Le projet d’ouverture d’un centre de quarantaine dédié à Ebola au Kenya, destiné notamment à des ressortissants américains, suscite une vive polémique et des tensions sur le terrain.
Implantée sur la base aérienne de Laikipia, à environ 200 kilomètres de Nairobi, cette structure financée par les États-Unis devait accueillir des personnes en provenance de la République démocratique du Congo (RDC), actuellement touchée par une épidémie d’Ebola.
Doté d’une cinquantaine de lits d’isolement, le centre devait être géré par du personnel médical américain.Mais le projet a déclenché la colère de riverains et de militants, qui dénoncent un risque sanitaire et un manque de transparence. Des manifestations ont éclaté près du site à Nanyuki, avec des affrontements entre protestataires et forces de sécurité, ces dernières ayant eu recours à des gaz lacrymogènes.
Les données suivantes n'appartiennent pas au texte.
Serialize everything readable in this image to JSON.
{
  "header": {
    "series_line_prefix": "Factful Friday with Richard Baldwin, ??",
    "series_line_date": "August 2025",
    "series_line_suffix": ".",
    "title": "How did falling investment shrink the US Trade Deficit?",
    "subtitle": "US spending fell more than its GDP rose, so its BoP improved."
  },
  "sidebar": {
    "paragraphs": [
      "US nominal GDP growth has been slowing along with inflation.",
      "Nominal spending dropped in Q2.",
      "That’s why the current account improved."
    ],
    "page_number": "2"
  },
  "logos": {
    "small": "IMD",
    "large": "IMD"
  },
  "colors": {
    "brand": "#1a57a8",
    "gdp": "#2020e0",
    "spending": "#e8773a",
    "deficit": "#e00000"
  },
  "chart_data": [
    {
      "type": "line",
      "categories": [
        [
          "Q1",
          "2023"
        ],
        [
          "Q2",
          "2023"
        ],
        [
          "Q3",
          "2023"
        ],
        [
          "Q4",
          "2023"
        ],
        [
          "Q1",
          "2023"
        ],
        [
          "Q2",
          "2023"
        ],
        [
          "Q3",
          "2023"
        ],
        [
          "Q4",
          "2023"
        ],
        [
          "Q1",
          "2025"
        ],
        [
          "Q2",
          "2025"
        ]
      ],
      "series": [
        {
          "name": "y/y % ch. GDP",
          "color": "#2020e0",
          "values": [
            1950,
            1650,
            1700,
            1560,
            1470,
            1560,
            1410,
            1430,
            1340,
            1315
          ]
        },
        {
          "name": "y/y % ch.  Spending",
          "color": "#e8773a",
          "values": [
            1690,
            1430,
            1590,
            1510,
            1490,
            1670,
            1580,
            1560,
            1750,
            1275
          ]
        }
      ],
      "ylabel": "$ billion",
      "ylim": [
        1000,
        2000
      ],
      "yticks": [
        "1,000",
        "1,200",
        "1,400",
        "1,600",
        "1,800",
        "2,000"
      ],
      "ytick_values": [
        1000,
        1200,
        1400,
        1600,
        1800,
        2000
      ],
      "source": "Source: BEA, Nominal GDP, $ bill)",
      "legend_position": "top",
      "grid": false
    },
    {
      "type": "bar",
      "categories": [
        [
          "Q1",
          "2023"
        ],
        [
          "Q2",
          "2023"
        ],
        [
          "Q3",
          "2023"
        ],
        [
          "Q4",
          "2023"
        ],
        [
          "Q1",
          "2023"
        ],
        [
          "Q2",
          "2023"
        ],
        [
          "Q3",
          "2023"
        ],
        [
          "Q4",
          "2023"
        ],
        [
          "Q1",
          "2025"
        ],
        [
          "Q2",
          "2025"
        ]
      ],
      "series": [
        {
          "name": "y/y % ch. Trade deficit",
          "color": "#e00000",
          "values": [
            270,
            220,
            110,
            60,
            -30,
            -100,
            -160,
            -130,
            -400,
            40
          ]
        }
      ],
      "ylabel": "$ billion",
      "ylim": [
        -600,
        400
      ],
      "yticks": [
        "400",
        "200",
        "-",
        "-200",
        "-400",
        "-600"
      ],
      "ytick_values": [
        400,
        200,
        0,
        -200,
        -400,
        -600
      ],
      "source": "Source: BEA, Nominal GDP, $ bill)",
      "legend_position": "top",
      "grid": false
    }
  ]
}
Saisi par l’organisation Katiba Institute, un tribunal a temporairement suspendu l’ouverture du centre, pointant des irrégularités dans sa mise en place. Une audience est attendue pour trancher sur la suite du projet.
Face aux critiques, le président kenyan a défendu un partenariat « dans l’intérêt national », assurant que cette installation s’inscrit dans un dispositif plus large de préparation sanitaire. Il a également insisté sur le fait qu’aucun cas d’Ebola n’a été signalé dans le pays à ce stade.
Alors que l’épidémie progresse en RDC et dans certains pays voisins, ce projet met en lumière les tensions entre impératifs de santé publique, souveraineté nationale et perception des populations locales.